New research dispels myths about the last captive thylacine

By T.K. Randall
November 13, 2023 · Comment icon 0 comments

Image Credit: Samuel Francois-Steininger / Composite Films / National Film and Sound Archive
New claims had come to light in recent years implying that there were two thylacines at the zoo and that the last one had died of neglect.
There are few extinct species as widely debated as the thylacine (or Tasmanian tiger) - a type of carnivorous marsupial that died out after the last known specimen passed away in captivity back in 1936.

The exact circumstances surrounding its demise had recently been called into question following a paper published by scientists Robert Paddle and Kathryn Medlock who maintained that the thylacine seen in widely distributed footage from the time was not actually the last and that it was a second, female Tasmanian tiger that had died at Hobart Zoo on September 7th, 1936.

There has also been a rumor suggesting that the last thylacine had died of neglect after being locked out of its den on a particular cold night.

Both of these claims have since been disputed in another new paper by researchers Gareth Linnard and Stephen Sleightholme who maintain that there is no evidence to suggest that the last thylacine died of neglect, while the second, female specimen had died long before 1936.
"Examining the argument offered by Paddle and Medlock revealed instances where the evidence was presented in an incomplete form, did not support the statements made, or was presented out of context," they wrote. "Further, the evidence cited was limited and failed to take into account multiple additional contradictory sources."

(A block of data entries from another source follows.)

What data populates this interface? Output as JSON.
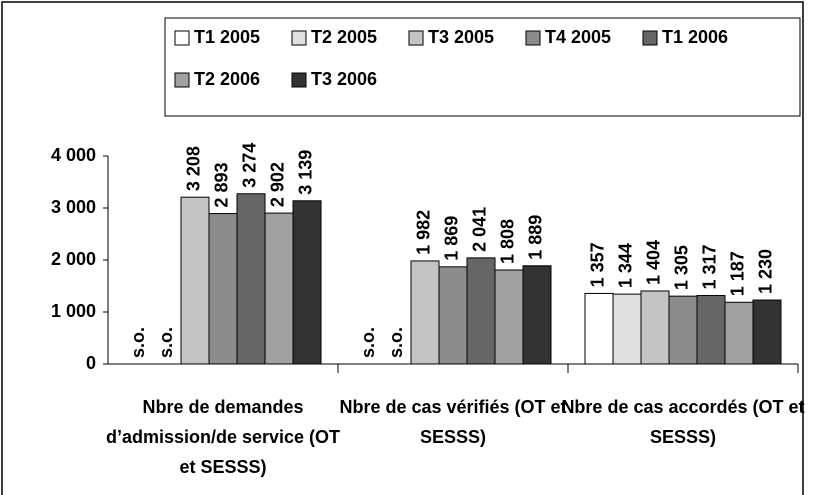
{
  "chart_data": {
    "type": "bar",
    "categories": [
      "Nbre de demandes d’admission/de service (OT et SESSS)",
      "Nbre de cas vérifiés (OT et SESSS)",
      "Nbre de cas accordés (OT et SESSS)"
    ],
    "series": [
      {
        "name": "T1 2005",
        "color": "#ffffff",
        "values": [
          null,
          null,
          1357
        ],
        "value_labels": [
          "s.o.",
          "s.o.",
          "1 357"
        ]
      },
      {
        "name": "T2 2005",
        "color": "#e0e0e0",
        "values": [
          null,
          null,
          1344
        ],
        "value_labels": [
          "s.o.",
          "s.o.",
          "1 344"
        ]
      },
      {
        "name": "T3 2005",
        "color": "#c4c4c4",
        "values": [
          3208,
          1982,
          1404
        ],
        "value_labels": [
          "3 208",
          "1 982",
          "1 404"
        ]
      },
      {
        "name": "T4 2005",
        "color": "#8c8c8c",
        "values": [
          2893,
          1869,
          1305
        ],
        "value_labels": [
          "2 893",
          "1 869",
          "1 305"
        ]
      },
      {
        "name": "T1 2006",
        "color": "#666666",
        "values": [
          3274,
          2041,
          1317
        ],
        "value_labels": [
          "3 274",
          "2 041",
          "1 317"
        ]
      },
      {
        "name": "T2 2006",
        "color": "#a0a0a0",
        "values": [
          2902,
          1808,
          1187
        ],
        "value_labels": [
          "2 902",
          "1 808",
          "1 187"
        ]
      },
      {
        "name": "T3 2006",
        "color": "#333333",
        "values": [
          3139,
          1889,
          1230
        ],
        "value_labels": [
          "3 139",
          "1 889",
          "1 230"
        ]
      }
    ],
    "ylim": [
      0,
      4000
    ],
    "yticks": [
      0,
      {
        "value": 1000,
        "label": "1 000"
      },
      {
        "value": 2000,
        "label": "2 000"
      },
      {
        "value": 3000,
        "label": "3 000"
      },
      {
        "value": 4000,
        "label": "4 000"
      }
    ]
  }
}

Their findings indicated that two thylacines had been caught by the Delphin family in Tasmania in 1930, but that only one of them survived and was subsequently sold to Hobart Zoo.

The zoo would have also considered the animal to be extremely valuable at the time, making it very unlikely that it would have neglected to look after it properly.

"It was most certainly not the casually disregarded animal of popular modern myth. Instead, it was the most valuable animal at the zoo," said Linnard.

"When it died, a replacement was immediately sought for 30 pounds, then 40 pounds the following year. In context, the latter sum is 49 per cent of the entire amount spent on animal purchases between May 1934 and the closure of the zoo in late 1937."